Created in 1937 by President Franklin D. Roosevelt, Willapa Bay National Wildlife Refuge consists of several management units in Washington’s Willapa Bay just north of the mouth of the Columbia River. Leadbetter Point, the northernmost portion of the refuge, is located at the very tip of Long Beach Peninsula, which forms the barrier between the bay and the Pacific. Several more units sit due east from the base of the peninsula, and the Long Island Unit occupies the southern portion of the bay.
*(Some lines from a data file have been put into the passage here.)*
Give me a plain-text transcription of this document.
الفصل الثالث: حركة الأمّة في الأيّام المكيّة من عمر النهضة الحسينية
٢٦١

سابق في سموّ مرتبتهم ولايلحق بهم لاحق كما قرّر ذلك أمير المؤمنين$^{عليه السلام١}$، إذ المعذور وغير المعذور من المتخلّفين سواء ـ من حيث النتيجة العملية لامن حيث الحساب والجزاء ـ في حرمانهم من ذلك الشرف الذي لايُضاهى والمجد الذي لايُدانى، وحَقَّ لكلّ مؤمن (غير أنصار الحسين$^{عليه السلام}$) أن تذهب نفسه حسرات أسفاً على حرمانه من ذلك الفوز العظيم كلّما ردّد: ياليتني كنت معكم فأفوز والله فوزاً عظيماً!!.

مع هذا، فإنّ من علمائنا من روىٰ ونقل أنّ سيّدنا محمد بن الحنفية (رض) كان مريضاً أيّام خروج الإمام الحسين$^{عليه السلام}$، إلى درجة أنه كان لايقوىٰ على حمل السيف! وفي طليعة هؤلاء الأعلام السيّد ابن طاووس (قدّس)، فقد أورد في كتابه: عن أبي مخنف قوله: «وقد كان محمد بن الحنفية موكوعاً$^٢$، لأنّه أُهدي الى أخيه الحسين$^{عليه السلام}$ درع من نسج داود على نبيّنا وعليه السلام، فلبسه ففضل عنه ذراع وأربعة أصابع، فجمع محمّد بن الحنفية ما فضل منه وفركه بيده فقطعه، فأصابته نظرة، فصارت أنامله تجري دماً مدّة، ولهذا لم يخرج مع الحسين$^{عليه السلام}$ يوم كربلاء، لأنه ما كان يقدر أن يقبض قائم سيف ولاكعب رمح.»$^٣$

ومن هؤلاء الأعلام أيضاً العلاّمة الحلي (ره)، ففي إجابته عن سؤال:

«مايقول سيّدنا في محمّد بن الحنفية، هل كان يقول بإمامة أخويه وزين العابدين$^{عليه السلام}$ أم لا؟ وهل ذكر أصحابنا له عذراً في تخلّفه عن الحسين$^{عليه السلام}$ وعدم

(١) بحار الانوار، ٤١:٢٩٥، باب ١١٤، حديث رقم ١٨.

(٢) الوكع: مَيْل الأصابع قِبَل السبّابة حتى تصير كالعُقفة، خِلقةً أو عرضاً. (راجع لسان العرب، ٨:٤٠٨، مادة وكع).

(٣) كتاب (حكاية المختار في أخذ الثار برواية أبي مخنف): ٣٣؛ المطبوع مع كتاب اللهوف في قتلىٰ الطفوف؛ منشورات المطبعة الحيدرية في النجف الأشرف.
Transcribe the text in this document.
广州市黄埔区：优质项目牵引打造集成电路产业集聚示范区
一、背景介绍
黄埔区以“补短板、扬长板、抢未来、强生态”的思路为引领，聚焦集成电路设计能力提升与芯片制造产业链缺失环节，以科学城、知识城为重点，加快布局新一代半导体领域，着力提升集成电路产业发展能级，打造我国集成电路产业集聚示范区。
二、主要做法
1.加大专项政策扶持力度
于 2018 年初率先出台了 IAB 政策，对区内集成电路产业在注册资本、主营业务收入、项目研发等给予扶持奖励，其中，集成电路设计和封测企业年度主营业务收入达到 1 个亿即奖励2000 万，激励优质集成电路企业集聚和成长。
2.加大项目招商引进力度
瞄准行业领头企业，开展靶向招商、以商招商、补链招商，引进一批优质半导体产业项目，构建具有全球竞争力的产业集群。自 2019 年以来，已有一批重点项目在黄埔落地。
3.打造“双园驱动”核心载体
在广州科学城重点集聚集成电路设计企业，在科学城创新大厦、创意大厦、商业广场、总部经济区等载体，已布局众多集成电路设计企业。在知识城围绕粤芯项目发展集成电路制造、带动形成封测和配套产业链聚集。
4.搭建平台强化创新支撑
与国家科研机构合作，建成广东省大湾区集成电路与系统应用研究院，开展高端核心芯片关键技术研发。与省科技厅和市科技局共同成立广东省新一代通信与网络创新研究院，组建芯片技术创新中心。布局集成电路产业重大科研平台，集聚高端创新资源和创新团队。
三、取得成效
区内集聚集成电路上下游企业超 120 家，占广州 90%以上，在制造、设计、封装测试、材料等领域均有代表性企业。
Together these units offer 11,000 acres of habitat for a wide array of birds, mammals, terrestrial and intertidal invertebrates, and fish. Roosevelt elk, black-tailed deer, and American black bears are among the larger mammals, while Chinook, chum, coho salmon circulate in the bay along with steelhead, sculpin, and sturgeon. Willapa Bay is well known for the clams that dwell in the vast mud flats that form in the bay. Willapa Bay was originally established to protect bird habitat, and the success of the protection is manifest: eagles, hawks herons, wrens, pelicans, woodpeckers, kingfishers, owls, and countless songbirds are just some of the 200 species that live here. Fourteen endangered species may also be found, including the western snowy plover, the marbled murrelet, and the Oregon silverspot butterfly.
The Long Island Unit, the largest unit by area, is an easy paddle from the boat launch near the headquarters and visitor center. Twenty first-come, first-served campsites distributed among the island’s five campgrounds mean visitors can enjoy the unusual opportunity to spend the night, or several, in a wildlife refuge. Because Willapa is such a shallow bay, the tidal effect is mesmerizing; it can be enough to find a comfortable vantage point and spend the day watching for wildlife as the landscape changes around you. An old logging road system makes exploring the island’s interior easy, whether you’re interested in a short stroll or a longer exploration of the Don Bonker Cedar Grove or any of the neighboring camps. Alternately, roll up your pants and head out at low tide to gather clams from the public shellfishing areas.
The mud flats that emerge at low tide mean that access to and from the island is best accomplished at or near high tide, though the landing directly across from the boat launch is accessible at all tides. Arriving at other areas on Long Island outside of this timeframe carries the real risk of becoming stranded on the mud flats. Strong winds can be a significant challenge to paddlers as well. It is roughly 2 miles from the boat launch to Pinnacle Rock Campground, closer to 3.5 miles to Smokey Hollow Campground, just under 5 miles to Sand Spit Campground, and just over 5 miles to Lewis Campground on the eastern side of the island.